Business has brought me this week to Oklahoma City, square in the middle of the Sooner state. I’ve been to the Tulsa area many times (my grandparents having lived in Collinsville for twenty years), but while I’ve driven through OKC on I-35 a multitude of times, I don’t recall ever having stopped; certainly I’ve never stayed here overnight. So it’s like visiting a new place, which I really enjoy – a chance for observations, to learn a new city.

My first impression of OKC was at the airport. I like the OKC airport. It appears to be fairly new, is large, open, airy, and bright. It’s a fair bit larger than my home port of Cedar Rapids, but not immense; twenty-some gates and a three-story parking garage. It was only a short walk through the terminal to the Hertz desk to pick up my key, then a short stroll to the parking structure to my car (a Toyota Corolla, very nice). The Hertz #1 Club Gold, letting me skip the paperwork and head straight to the car, is worth every penny.
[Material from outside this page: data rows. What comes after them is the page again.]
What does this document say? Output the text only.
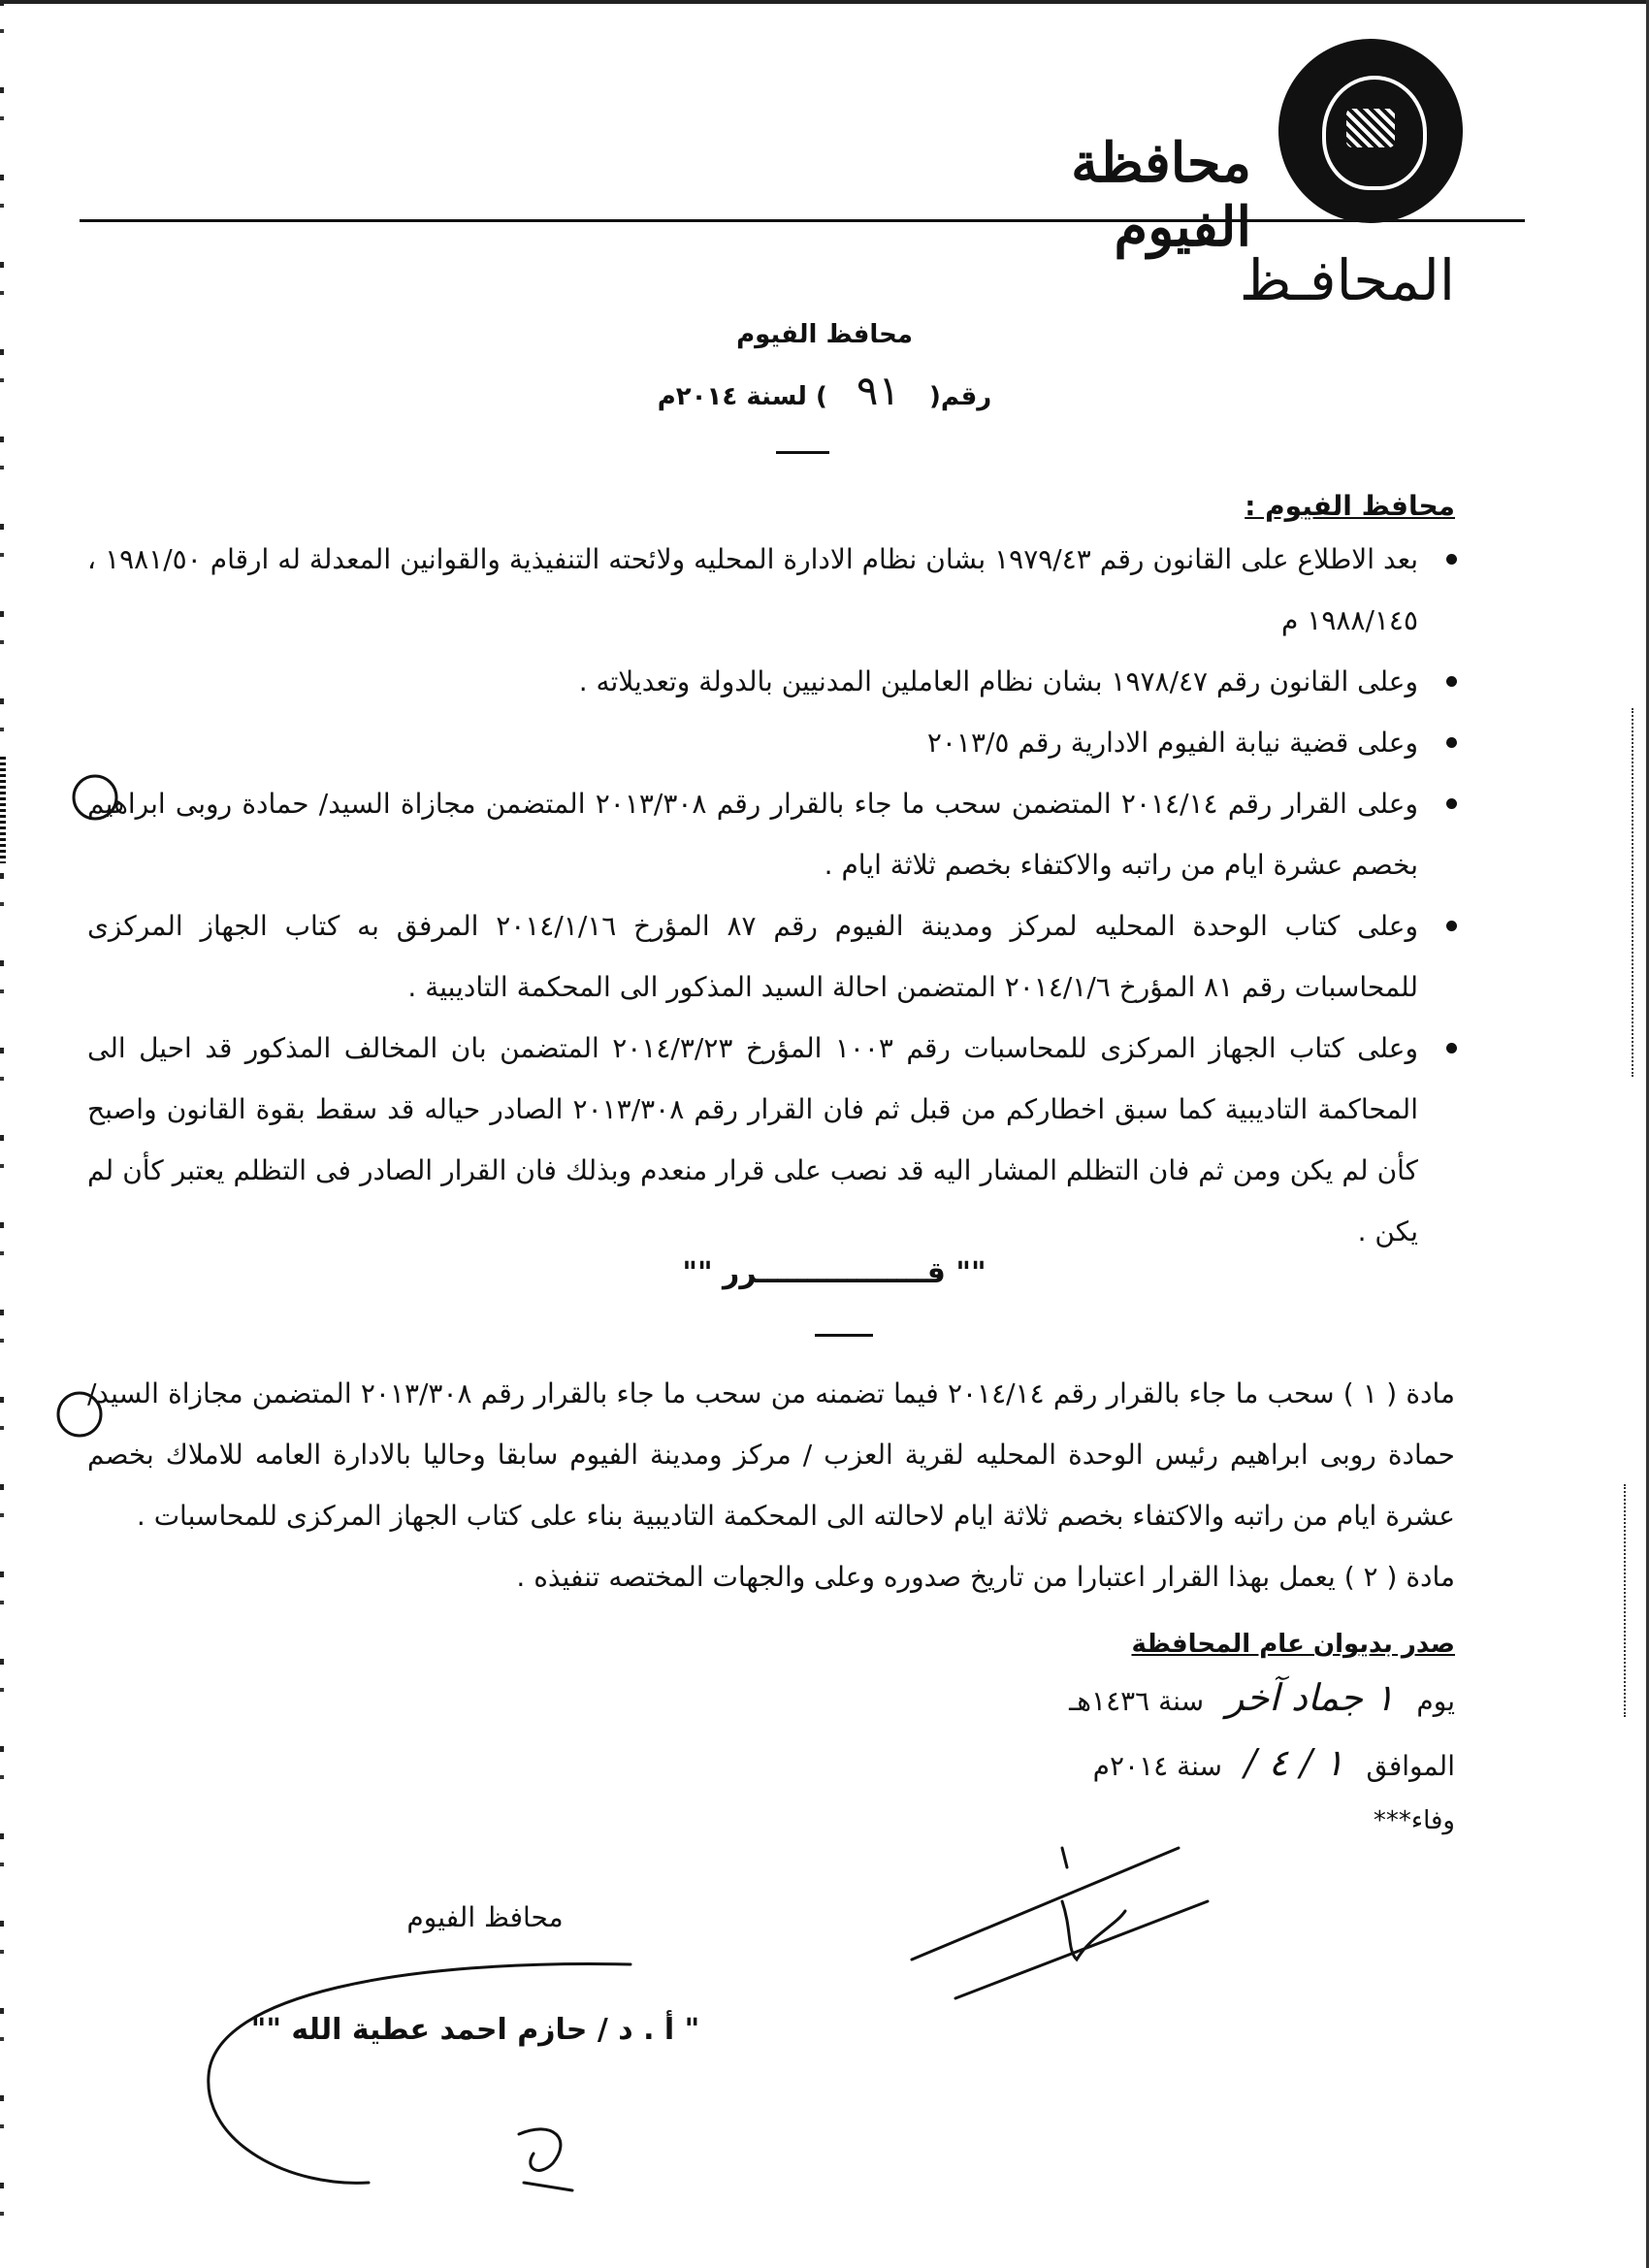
محافظة الفيوم
المحافـظ
محافظ الفيوم
رقم(٩١) لسنة ٢٠١٤م
محافظ الفيوم :
بعد الاطلاع على القانون رقم ١٩٧٩/٤٣ بشان نظام الادارة المحليه ولائحته التنفيذية والقوانين المعدلة له ارقام ١٩٨١/٥٠ ، ١٩٨٨/١٤٥ م
وعلى القانون رقم ١٩٧٨/٤٧ بشان نظام العاملين المدنيين بالدولة وتعديلاته .
وعلى قضية نيابة الفيوم الادارية رقم ٢٠١٣/٥
وعلى القرار رقم ٢٠١٤/١٤ المتضمن سحب ما جاء بالقرار رقم ٢٠١٣/٣٠٨ المتضمن مجازاة السيد/ حمادة روبى ابراهيم بخصم عشرة ايام من راتبه والاكتفاء بخصم ثلاثة ايام .
وعلى كتاب الوحدة المحليه لمركز ومدينة الفيوم رقم ٨٧ المؤرخ ٢٠١٤/١/١٦ المرفق به كتاب الجهاز المركزى للمحاسبات رقم ٨١ المؤرخ ٢٠١٤/١/٦ المتضمن احالة السيد المذكور الى المحكمة التاديبية .
وعلى كتاب الجهاز المركزى للمحاسبات رقم ١٠٠٣ المؤرخ ٢٠١٤/٣/٢٣ المتضمن بان المخالف المذكور قد احيل الى المحاكمة التاديبية كما سبق اخطاركم من قبل ثم فان القرار رقم ٢٠١٣/٣٠٨ الصادر حياله قد سقط بقوة القانون واصبح كأن لم يكن ومن ثم فان التظلم المشار اليه قد نصب على قرار منعدم وبذلك فان القرار الصادر فى التظلم يعتبر كأن لم يكن .
"" قـــــــــــــــــرر ""
مادة ( ١ ) سحب ما جاء بالقرار رقم ٢٠١٤/١٤ فيما تضمنه من سحب ما جاء بالقرار رقم ٢٠١٣/٣٠٨ المتضمن مجازاة السيد/ حمادة روبى ابراهيم رئيس الوحدة المحليه لقرية العزب / مركز ومدينة الفيوم سابقا وحاليا بالادارة العامه للاملاك بخصم عشرة ايام من راتبه والاكتفاء بخصم ثلاثة ايام لاحالته الى المحكمة التاديبية بناء على كتاب الجهاز المركزى للمحاسبات .
مادة ( ٢ ) يعمل بهذا القرار اعتبارا من تاريخ صدوره وعلى والجهات المختصه تنفيذه .
صدر بديوان عام المحافظة
يوم ١ جماد آخر سنة ١٤٣٦هـ
الموافق ١ / ٤ / سنة ٢٠١٤م
وفاء***
محافظ الفيوم
" أ . د / حازم احمد عطية الله ""
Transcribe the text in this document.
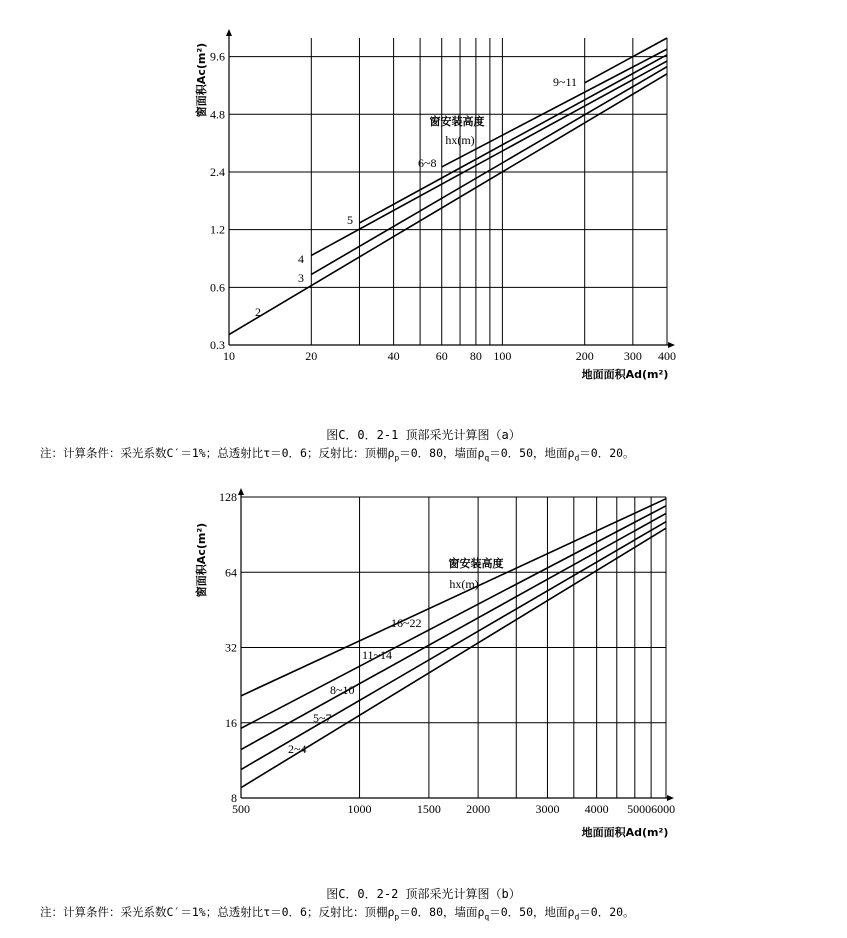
10	20	40	60 80 100	200	300 400
0.3
0.6
1.2
2.4
4.8
9.6
2
3
4
5
6~8
9~11
窗安装高度
hx(m)
地面面积Ad(m²)
窗面积Ac(m²)
500	1000	1500 2000	3000 4000 50006000
8
16
32
64
128
2~4
5~7
8~10
11~14
16~22
窗安装高度
hx(m)
地面面积Ad(m²)
窗面积Ac(m²)
图C．0．2-1 顶部采光计算图（a）
注：计算条件：采光系数C′＝1%；总透射比τ＝0．6；反射比：顶棚$\rho_p=0$．80，墙面$\rho_q=0$．50，地面$\rho_d=0$．20。
图C．0．2-2 顶部采光计算图（b）
注：计算条件：采光系数C′＝1%；总透射比τ＝0．6；反射比：顶棚$\rho_p=0$．80，墙面$\rho_q=0$．50，地面$\rho_d=0$．20。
Shortly after leaving the airport, I ran into the seemingly inevitable road construction. In this case, the construction is on Meridian Ave, the main drag that heads north out of the airport and up to I-44 and my hotel. This trimmed a four-lane highway down to two rather narrow lanes, and made the waits at traffic lights frustratingly long. Still, the trusty Never-Lost GPS system in the car got me within visual distance of the hotel before announcing “You have arrived.”, and I could handle it from there.

My next impression of OKC came from the hotel that the Federal Aviation Administration selected for our training this week: the Clarion Meridian Hotel and Convention Center. The hotel seems to be a microcosm of the city as a whole, trying to move forward from the dusty, tired, and worn trappings of the old oil and ranch business into the technology of the twenty-first century. The hotel dates to probably the 1970’s. It was originally all exterior-entry rooms, but some time later in an attempt to upgrade an additional hallway was built outside the room doors, allowing for climate-controlled access to the hotel lobby from the rooms. The room itself has had fresh paint and sports two 25-inch televisions with local cable, but it’s still obviously a remodel and the layout just isn’t quite right.

Driving through the city the past couple of nights I have seen the same contrasts; on one side, dusty, dated businesses feeling like the older southwest of the 70’s and 80’s; on the other side, a trendy, new city whose Dell Computer campus gives you another reason to compare it to Austin, TX. My restaurant choices thus far have been limited to the “new” side of things; I ate at a “grill and brewhouse” on the north side of town tonight that was very tasty. I might still be tempted to try an older steakhouse tomorrow night… I guess I’ll see what sounds good when my class has wrapped up.

The instructor at our class today told us he’s lived in Oklahoma for most of his life. He described OKC as “a great place to live, and an OK place to visit.” Now, when the Oklahoma tourism folks originally created the “Oklahoma is OK” slogan, I’m guessing they weren’t intending the suggestion of mediocrity that our instructor gave us, but after being here two days I’m thinking he’s closer to the truth. In many ways, the situation that OKC finds itself in reminds me of my home state of Iowa; a good, solid midwestern state, a good place to raise a family, a place struggling to find its way beyond its agricultural roots into technological opportunities. Not a super-exciting place to visit, but that’s OK. It’s a lot less hassle than the more exotic destinations, too. For this traveler, this week, Oklahoma is, indeed, OK.


  1. Mike Escutia Mike Escutia

    Wait… was it the room the class was in that had the two TVs or the room you stayed in?

  2. The room I’m staying in. I guess it’s officially a “suite”, two rooms with a door between them. Two TVs. The room the training was in is just a basic convention center room.

  3. Mike Escutia Mike Escutia

    So you have two TVs to yourself? Not bad for the company dime. 😉

    Oh, and what year is the Corolla? I drive a ’00 Corolla and was hoping for one when I flew down to NC for a friend’s wedding back in August, but Enterprise gave me something sportier. Maybe I should’ve gone with Hertz.